AUTHORS' CONCLUSIONS: For primary prevention of cardiovascular disease (CVD) in people diagnosed with periodontitis and metabolic syndrome, very low-certainty evidence was inconclusive about the effects of scaling and root planning plus antibiotics compared to supragingival scaling. There is no reliable evidence available regarding secondary prevention of CVD in people diagnosed with chronic periodontitis and CVD. Further trials are needed to reach conclusions about whether treatment for periodontal disease can help prevent occurrence or recurrence of CVD.
牙周炎与心血管疾病(CVD)之间可能存在关联;然而,迄今为止的证据尚不确定牙周治疗是否有助于预防被诊断为慢性牙周炎的患者发生CVD。这是对最初发表于2014年、首次更新于2017年的一篇综述的第二次更新。尽管有新的牙周炎多维分期和分级系统,但在本版综述中我们仍保留了“慢性牙周炎”这一术语,因为现有研究是基于先前的分类系统。
探讨牙周治疗对慢性牙周炎患者一级或二级预防CVD的效果。
Cochrane口腔健康信息专家检索了Cochrane口腔健康试验注册库、CENTRAL、MEDLINE、Embase、CINAHL、两个试验注册库以及截至2019年9月的灰色文献。我们对发表语言和日期未加限制。我们还检索了中国生物医学文献数据库、中国知网、维普数据库和中国科技论文在线至2019年8月。
我们纳入了比较积极牙周治疗与无牙周治疗或不同牙周治疗的随机对照试验(RCT)。我们纳入了诊断为慢性牙周炎的参与者的研究,这些参与者既有CVD(二级预防研究),也有无CVD(一级预防研究)。
两位综述作者独立且重复地进行研究识别、数据提取和“偏倚风险”评估。他们通过讨论或与第三位综述作者解决任何差异。我们采用了经过正式预试验的数据提取表,并使用Cochrane工具评估研究中的偏倚风险。我们使用GRADE标准评估证据的确定性。

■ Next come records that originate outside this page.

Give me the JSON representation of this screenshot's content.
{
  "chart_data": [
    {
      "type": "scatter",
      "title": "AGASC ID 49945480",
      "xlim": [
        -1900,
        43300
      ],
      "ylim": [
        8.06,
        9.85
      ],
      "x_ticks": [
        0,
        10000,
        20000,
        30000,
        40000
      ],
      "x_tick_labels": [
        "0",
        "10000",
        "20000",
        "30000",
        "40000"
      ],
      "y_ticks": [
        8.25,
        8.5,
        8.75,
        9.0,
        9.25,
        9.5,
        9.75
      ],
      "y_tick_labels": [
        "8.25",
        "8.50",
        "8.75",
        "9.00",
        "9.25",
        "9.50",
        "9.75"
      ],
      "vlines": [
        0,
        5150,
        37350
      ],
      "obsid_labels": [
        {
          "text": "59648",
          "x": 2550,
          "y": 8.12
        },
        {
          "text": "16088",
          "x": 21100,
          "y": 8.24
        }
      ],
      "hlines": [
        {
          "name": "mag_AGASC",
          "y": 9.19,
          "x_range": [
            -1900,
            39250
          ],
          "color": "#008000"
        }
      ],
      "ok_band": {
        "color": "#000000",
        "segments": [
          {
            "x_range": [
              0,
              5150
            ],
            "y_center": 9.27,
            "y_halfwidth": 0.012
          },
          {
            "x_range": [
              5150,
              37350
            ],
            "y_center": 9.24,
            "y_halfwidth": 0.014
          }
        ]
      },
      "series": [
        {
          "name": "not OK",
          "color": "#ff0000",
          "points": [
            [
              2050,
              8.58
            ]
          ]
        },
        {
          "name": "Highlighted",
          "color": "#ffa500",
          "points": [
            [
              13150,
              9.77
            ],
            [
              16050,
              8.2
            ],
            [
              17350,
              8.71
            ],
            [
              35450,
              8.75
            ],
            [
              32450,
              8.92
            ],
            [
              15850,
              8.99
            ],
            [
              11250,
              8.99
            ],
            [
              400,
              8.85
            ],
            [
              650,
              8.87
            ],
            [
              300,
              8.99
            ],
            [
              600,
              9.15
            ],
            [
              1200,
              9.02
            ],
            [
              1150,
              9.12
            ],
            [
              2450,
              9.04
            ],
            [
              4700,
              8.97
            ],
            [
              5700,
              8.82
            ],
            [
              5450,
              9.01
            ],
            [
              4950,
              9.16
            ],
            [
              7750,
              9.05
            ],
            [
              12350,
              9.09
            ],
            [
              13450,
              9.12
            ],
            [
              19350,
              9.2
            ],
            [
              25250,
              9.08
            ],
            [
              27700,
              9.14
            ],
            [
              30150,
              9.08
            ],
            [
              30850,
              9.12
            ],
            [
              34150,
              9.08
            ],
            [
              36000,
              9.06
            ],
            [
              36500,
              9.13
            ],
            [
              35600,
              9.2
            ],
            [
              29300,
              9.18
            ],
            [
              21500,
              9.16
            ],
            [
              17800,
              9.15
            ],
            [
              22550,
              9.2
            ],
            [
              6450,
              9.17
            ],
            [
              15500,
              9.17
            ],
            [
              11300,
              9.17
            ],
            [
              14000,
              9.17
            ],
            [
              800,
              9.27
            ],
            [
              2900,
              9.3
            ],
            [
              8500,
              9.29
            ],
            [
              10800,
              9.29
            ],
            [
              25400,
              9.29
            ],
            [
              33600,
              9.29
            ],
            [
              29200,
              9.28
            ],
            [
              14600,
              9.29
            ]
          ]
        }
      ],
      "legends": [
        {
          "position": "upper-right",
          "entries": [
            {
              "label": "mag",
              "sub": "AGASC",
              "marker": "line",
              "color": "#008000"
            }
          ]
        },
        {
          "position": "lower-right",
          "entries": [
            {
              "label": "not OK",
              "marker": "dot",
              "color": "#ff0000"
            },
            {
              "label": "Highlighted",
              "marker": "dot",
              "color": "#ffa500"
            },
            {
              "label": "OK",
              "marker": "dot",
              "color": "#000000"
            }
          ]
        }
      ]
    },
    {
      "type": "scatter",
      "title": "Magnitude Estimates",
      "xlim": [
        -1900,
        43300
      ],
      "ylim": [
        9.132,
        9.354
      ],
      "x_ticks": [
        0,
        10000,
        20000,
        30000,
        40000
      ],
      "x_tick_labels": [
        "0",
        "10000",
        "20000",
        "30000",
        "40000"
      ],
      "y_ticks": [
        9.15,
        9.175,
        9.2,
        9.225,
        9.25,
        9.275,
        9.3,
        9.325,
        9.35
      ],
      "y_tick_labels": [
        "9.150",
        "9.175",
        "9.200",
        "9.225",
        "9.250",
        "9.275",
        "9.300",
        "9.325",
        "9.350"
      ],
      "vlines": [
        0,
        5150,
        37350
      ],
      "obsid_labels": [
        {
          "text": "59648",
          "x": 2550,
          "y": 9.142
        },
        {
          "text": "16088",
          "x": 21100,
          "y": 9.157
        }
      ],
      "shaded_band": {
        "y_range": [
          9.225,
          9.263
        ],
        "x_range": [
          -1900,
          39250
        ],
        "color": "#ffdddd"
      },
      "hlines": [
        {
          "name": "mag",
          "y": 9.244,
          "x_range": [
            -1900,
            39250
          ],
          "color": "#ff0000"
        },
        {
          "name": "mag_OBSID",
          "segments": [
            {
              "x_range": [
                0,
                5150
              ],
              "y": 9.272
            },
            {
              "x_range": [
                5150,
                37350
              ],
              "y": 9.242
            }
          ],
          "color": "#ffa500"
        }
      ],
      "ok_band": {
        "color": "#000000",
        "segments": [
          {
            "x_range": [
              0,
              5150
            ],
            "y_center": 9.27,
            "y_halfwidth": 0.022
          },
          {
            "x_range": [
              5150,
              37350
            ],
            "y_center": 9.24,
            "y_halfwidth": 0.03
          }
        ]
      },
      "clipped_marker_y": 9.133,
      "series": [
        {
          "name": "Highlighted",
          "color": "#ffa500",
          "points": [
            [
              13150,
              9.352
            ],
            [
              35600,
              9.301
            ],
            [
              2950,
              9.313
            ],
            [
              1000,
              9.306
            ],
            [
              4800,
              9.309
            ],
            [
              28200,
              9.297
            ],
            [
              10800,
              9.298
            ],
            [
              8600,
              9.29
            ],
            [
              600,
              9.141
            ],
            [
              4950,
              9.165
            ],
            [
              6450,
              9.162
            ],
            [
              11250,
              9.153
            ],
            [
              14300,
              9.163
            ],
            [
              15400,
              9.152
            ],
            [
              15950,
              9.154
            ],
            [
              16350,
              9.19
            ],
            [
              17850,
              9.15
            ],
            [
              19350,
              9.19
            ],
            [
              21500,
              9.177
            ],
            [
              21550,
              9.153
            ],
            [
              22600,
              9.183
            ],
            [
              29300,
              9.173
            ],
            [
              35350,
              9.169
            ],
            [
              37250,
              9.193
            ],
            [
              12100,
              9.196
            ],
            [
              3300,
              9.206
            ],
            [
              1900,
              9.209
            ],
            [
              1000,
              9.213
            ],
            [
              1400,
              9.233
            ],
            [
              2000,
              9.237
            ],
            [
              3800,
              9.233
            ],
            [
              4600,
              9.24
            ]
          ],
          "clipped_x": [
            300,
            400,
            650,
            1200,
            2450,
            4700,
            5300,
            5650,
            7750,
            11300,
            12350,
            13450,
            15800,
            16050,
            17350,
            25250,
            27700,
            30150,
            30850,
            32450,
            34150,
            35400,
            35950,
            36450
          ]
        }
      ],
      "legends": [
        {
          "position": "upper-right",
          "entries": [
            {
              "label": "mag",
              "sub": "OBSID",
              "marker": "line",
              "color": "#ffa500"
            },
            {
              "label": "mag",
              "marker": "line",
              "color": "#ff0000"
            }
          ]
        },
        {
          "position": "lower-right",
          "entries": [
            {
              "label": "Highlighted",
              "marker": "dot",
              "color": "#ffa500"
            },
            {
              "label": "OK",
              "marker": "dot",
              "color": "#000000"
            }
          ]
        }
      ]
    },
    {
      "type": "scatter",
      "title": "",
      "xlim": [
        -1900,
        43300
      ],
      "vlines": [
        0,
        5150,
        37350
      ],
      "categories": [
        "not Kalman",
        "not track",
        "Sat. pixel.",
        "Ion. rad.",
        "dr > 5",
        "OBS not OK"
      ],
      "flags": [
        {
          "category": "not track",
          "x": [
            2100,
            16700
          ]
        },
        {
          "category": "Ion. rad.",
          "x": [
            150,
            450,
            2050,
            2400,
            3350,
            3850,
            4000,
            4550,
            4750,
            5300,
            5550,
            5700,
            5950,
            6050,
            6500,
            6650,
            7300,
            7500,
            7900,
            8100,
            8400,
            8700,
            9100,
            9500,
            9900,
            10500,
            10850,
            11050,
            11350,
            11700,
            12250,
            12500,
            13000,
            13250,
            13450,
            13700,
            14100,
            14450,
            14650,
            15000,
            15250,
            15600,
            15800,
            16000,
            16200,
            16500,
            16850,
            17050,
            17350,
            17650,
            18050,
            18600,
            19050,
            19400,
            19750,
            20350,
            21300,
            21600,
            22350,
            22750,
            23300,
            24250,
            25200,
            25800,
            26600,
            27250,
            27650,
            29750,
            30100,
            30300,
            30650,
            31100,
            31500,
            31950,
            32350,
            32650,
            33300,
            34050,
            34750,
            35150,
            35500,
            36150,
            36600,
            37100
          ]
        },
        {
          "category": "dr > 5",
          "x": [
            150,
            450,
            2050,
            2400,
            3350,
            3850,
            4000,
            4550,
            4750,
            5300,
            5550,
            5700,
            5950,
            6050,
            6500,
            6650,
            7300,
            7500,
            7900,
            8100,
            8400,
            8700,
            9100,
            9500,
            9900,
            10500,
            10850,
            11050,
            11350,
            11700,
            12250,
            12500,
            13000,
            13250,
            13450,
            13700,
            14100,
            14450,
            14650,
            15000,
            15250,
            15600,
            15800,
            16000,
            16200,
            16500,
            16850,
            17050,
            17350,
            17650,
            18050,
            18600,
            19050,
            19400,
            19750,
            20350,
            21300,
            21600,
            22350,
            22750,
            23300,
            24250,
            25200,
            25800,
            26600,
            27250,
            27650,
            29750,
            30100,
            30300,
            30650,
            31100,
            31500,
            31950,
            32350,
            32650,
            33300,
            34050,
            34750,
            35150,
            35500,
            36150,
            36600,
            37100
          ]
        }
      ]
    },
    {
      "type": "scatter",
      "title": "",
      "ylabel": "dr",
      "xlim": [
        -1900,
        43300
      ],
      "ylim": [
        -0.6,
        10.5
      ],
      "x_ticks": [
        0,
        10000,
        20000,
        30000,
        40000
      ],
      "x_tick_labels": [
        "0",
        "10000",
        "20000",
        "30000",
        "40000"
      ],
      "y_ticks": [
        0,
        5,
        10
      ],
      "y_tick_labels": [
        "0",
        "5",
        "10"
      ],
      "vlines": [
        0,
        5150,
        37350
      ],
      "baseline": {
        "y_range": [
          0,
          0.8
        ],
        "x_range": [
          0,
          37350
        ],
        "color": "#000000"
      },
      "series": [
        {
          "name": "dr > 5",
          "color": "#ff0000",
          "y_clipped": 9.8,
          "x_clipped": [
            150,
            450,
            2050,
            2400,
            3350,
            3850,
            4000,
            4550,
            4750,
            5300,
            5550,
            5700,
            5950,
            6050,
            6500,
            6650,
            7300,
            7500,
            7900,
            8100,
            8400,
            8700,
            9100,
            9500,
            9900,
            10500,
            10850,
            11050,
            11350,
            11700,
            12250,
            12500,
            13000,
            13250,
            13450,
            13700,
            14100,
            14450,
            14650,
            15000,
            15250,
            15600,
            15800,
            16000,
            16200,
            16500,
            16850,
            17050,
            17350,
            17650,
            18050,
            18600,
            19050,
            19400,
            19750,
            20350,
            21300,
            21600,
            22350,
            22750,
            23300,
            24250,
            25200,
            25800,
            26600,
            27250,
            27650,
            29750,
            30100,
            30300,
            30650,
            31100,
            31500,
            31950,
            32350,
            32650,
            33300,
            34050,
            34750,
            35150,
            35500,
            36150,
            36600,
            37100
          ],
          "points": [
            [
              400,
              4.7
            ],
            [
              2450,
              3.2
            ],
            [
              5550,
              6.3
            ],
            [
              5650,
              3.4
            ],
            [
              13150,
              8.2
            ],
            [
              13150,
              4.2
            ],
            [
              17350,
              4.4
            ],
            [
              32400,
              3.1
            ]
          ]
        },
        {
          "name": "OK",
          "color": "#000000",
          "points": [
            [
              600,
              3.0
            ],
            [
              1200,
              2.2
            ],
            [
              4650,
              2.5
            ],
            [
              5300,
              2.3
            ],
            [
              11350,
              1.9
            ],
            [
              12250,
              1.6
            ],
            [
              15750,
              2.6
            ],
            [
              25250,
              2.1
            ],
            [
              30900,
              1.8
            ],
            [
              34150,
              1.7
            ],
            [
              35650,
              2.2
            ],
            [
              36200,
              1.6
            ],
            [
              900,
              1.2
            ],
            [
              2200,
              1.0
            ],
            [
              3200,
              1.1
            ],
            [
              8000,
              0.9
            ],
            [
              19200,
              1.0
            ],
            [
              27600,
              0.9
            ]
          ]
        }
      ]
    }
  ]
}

我们在综述中纳入了两项RCT。一项研究聚焦于CVD的一级预防,另一项涉及二级预防。我们评估这两项研究均存在高偏倚风险。我们感兴趣的主要结局是在一年随访或更长时间时测量的死亡(全因和CVD相关)以及所有心血管事件。对于牙周炎和代谢综合征患者CVD的一级预防,一项研究(165名参与者)提供了极低确定性的证据。该研究中仅有1例死亡;我们无法确定龈下刮治和根面平整联合阿莫西林和甲硝唑是否能降低全因死亡发生率(Peto比值比(OR)7.48,95%置信区间(CI)0.15至376.98),或所有CVD相关死亡发生率(Peto OR 7.48,95% CI 0.15至376.98)。与12个月随访时测量的龈上洁治相比,我们不能排除龈下刮治和根面平整联合阿莫西林和甲硝唑可能增加心血管事件的可能性(Peto OR 7.77,95% CI 1.07至56.1)。对于CVD的二级预防,一项试点研究将303名参与者随机分组,分别接受龈下刮治和根面平整加口腔卫生指导(牙周治疗)或口腔卫生指导加一份X光片复印件以及转诊至牙医处随访的建议(社区护理)。由于心血管事件是在6至25个月的不同时间段进行测量的,且仅有37名参与者有至少一年的随访数据,我们认为这些数据不够可靠,无法纳入本综述。该研究未评估全因死亡和所有CVD相关死亡。我们无法得出关于牙周治疗对CVD二级预防效果的任何结论。
对于被诊断为牙周炎和代谢综合征的患者心血管疾病(CVD)的一级预防,与龈上洁治相比,极低确定性的证据对于龈下刮治和根面平整联合抗生素的效果尚无定论。对于被诊断为慢性牙周炎和CVD的患者CVD的二级预防,没有可靠证据。需要进一步的试验来得出关于牙周疾病治疗是否有助于预防CVD发生或复发的结论。